Mizzou Engineering alumni honored with 2024 Jefferson Club Golden Quill Alumni Excellence Awards return to campus 

April 29, 2024

From left, William “Bill” Baker, Praveen Edara, Dale Klein

Two of the University of Missouri’s most distinguished alumni returned to campus to connect with engineering students, faculty and their fellow alumni last week about energy and structural engineering.

Dale Klein and William “Bill” Baker were on campus to receive the 2024 Jefferson Club Golden Quill Alumni Excellence Award, one of Mizzou’s highest honors. Recipients of the award demonstrate outstanding achievement in their chosen field and reflect the university’s core values of respect, responsibility, discovery and excellence.

The two were celebrated at an engineering alumni reception in Lafferre Hall.

“We were excited to welcome Bill and Dale back to campus,” Praveen Edara, Interim Dean, said. “Both so that they could meet with the next generation of engineers and to share what they’ve learned as leaders in their fields. We thank them for their leadership and service to the college, the university and the engineering profession.”

Klein’s Friday morning discussion, “Is there a nuclear reactor in your future?,” was part of the college’s Huber and Helen Croft Leadership Series. He led a discussion on the status of nuclear energy in the US and around the world and on the role of small modular reactors (SMRs) for future nuclear energy plants.

Klein earned a bachelor’s degree in mechanical engineering in 1970, a master’s degree in 1971 and a doctorate in 1977, all from Mizzou Engineering. He has been recognized with top honors such as Fellow of the American Society of Mechanical Engineers and the American Nuclear Society’s Engineer of the Year for the State of Texas.

Currently, Klein is the Reese Endowed Professor in Engineering at the University of Texas at Austin. From 2011 until 2022, he served as the associate vice chancellor for research for the University of Texas System and has held a multitude of titles at UT, including associate director of the Energy Institute, associate vice president for research and his current professorship.

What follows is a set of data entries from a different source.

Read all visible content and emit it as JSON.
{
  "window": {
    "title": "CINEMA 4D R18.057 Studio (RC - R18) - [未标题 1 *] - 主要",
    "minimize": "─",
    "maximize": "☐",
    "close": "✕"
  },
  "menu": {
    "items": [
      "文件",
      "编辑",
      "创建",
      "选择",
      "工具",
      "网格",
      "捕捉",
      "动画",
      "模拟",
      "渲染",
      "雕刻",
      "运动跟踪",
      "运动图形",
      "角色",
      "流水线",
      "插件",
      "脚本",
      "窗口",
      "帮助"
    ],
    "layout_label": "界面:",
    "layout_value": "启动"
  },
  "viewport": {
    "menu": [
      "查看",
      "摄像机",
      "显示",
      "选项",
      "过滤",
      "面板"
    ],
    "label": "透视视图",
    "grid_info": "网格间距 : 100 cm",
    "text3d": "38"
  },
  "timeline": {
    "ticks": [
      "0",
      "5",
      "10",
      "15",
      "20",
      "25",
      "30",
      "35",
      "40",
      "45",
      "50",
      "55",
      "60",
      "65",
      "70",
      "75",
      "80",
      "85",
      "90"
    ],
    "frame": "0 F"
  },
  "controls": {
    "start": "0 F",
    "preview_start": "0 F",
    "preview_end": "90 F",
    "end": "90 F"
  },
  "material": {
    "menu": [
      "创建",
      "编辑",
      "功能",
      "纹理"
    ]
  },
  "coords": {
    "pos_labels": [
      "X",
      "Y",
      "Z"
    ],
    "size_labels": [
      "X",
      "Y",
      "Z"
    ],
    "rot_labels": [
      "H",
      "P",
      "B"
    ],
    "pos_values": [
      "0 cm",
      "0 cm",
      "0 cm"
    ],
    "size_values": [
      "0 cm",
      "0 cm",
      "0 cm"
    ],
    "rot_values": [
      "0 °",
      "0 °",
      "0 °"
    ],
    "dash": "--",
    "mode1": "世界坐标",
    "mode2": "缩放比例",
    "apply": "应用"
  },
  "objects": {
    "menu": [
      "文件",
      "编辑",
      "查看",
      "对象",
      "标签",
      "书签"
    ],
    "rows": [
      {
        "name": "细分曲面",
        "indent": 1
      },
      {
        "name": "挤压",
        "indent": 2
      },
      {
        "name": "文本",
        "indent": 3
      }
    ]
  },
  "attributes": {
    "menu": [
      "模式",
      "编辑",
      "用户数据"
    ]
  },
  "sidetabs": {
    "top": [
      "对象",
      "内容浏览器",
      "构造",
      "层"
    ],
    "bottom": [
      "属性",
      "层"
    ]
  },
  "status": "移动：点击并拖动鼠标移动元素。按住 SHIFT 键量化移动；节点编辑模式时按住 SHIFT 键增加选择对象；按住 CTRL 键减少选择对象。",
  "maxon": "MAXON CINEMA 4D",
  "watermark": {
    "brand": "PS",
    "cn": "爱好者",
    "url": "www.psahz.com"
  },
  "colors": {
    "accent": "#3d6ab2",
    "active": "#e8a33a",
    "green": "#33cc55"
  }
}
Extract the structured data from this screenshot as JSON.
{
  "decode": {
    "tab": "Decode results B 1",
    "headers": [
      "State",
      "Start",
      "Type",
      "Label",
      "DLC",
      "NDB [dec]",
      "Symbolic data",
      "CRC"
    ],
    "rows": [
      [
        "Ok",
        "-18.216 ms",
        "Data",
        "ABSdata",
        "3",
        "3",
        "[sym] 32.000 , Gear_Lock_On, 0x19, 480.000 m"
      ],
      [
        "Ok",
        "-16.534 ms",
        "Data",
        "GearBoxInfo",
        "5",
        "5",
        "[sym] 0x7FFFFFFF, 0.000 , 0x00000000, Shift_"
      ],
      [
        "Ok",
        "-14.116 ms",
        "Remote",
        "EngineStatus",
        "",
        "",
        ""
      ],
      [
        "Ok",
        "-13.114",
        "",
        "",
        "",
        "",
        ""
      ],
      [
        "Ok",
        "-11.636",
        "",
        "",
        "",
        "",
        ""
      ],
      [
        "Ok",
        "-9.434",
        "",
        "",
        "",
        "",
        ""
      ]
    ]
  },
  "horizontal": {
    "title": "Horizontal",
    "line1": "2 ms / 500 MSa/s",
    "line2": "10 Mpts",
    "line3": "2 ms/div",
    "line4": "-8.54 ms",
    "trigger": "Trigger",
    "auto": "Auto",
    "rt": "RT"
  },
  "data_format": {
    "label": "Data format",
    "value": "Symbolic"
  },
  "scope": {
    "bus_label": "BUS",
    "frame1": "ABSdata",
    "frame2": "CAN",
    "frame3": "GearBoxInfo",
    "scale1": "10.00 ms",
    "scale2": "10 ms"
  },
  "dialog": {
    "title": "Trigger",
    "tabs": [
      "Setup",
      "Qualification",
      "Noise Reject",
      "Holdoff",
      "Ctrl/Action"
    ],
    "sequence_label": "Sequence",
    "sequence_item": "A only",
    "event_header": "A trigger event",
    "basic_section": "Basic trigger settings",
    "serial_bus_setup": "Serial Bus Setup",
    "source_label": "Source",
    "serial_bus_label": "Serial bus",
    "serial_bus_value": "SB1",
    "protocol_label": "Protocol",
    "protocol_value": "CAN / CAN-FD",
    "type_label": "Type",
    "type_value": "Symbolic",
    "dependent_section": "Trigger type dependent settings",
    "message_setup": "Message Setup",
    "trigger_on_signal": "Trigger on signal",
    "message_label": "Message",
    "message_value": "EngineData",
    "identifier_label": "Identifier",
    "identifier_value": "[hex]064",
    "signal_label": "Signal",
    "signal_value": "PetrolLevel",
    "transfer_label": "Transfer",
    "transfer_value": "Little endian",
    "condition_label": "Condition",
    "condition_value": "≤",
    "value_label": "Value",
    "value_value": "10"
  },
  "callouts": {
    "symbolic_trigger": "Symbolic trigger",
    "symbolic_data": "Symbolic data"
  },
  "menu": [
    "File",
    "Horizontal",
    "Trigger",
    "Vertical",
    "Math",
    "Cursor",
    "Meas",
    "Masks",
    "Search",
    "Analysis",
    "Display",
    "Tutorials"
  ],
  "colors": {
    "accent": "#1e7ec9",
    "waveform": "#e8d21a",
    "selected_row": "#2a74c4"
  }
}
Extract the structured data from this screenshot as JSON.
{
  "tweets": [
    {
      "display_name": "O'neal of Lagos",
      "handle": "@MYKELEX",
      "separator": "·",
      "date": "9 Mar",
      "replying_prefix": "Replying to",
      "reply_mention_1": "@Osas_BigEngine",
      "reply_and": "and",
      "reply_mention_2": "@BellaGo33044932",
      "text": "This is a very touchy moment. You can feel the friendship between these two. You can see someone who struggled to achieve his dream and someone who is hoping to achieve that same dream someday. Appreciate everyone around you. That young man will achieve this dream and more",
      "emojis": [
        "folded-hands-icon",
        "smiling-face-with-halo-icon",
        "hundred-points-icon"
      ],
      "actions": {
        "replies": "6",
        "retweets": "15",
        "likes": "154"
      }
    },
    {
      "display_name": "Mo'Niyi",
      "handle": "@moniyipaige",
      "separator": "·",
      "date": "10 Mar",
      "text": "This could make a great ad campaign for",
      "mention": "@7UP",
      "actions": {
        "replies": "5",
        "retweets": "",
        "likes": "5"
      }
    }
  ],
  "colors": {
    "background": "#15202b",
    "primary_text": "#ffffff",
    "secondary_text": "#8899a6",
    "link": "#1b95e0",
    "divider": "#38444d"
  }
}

Klein was sworn into the U.S. Nuclear Regulatory Commission (NRC) in 2006, and was appointed chairman by President George W. Bush, serving in that role from July 2006 to May 2009. Before joining the NRC, he served as the Assistant to the Secretary of Defense for Nuclear, Chemical and Biological Defense Programs.

Baker spoke with faculty and students on what matters in design. He discussed the importance of geometry in design, sustainable and durable design, and the relationship between engineering and architecture.

Baker earned his bachelor’s degree in civil engineering from MU in 1975 and an honorary doctor of science in 2017. He’s a 2021 Faculty and Alumni Award recipient, a 2014 inductee into the Civil Engineering Academy of Distinguished Alumni (CEADA) and was the 2018 Mizzou Engineering commencement speaker.

Baker, a consulting partner at SOM (Skidmore, Owings & Merrill LLP), is regarded as the most important living structural engineer. His buttressed core design enabled the world’s tallest building, the Burj Khalifa in Dubai, which exceeds the previous record by more than 1,000 feet.

Baker has earned many prestigious awards, including the ASCE Outstanding Projects and Leaders Lifetime Award for Design and the Fazlur Rahman Khan Medal from the Council on Tall Buildings and Urban Habitat. Baker was the first American to receive the Fritz Leonhardt Preis from Germany and is one of only three living Americans to receive the Gold Medal from the Institution of Structural Engineers.

“Mizzou Engineering has over 150 years of history educating students who become strong leaders,” Edara said. “We continue to advance engineering both through our outstanding faculty researchers and the accomplished alumni who become leaders across the globe.”